Effects of nanoparticle heating on the structure of a concentrated aqueous salt solution

JO Sindt and AJ Alexander and PJ Camp, JOURNAL OF CHEMICAL PHYSICS, 147, 214506 (2017).

DOI: 10.1063/1.5002002

The effects of a rapidly heated nanoparticle on the structure of a concentrated aqueous salt solution are studied using molecular dynamics simulations. A diamond-like nanoparticle of radius 20 angstrom is immersed in a sodium-chloride solution at 20% above the experimental saturation concentration and equilibrated at T = 293 K and P = 1 atm. The nanoparticle is then rapidly heated to several thousand degrees Kelvin, and the system is held under isobaric-isoenthalpic conditions. It is observed that after 2-3 ns, the salt ions are depleted far more than water molecules from a proximal zone 15-25 angstrom from the nanoparticle surface.
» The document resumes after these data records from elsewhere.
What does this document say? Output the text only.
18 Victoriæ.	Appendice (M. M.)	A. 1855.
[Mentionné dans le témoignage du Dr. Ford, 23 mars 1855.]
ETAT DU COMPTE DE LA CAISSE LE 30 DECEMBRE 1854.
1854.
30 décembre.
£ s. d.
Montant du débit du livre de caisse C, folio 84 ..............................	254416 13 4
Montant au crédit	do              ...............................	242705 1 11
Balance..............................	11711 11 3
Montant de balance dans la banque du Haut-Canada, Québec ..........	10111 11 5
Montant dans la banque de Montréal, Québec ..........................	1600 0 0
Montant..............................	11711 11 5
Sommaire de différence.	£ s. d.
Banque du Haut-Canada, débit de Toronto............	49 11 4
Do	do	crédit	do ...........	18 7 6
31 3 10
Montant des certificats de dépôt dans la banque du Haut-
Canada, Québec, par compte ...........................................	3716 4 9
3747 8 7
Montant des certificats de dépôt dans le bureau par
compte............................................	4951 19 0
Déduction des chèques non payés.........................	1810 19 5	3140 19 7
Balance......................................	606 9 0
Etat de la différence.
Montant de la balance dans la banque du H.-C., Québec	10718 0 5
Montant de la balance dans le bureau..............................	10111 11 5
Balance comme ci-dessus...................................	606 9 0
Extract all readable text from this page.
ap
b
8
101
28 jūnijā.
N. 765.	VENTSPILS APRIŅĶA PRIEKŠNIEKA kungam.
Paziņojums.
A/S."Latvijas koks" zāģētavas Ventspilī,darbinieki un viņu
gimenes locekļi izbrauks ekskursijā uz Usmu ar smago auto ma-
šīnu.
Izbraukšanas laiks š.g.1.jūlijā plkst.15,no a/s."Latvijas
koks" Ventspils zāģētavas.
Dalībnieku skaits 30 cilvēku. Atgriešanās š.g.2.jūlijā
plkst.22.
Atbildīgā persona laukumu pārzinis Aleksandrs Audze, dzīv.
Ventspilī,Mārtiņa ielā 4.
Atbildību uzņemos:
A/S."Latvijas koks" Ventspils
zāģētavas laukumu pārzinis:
This leads to a transient reduction in molality in the proximal zone and an increase in ion clustering in the distal zone. At longer times, ions begin to diffuse back into the proximal zone. It is speculated that the formation of proximal and distal zones, and the increase in ion clustering, plays a role in the mechanism of nonphotochemical laser-induced nucleation. Published by AIP Publishing.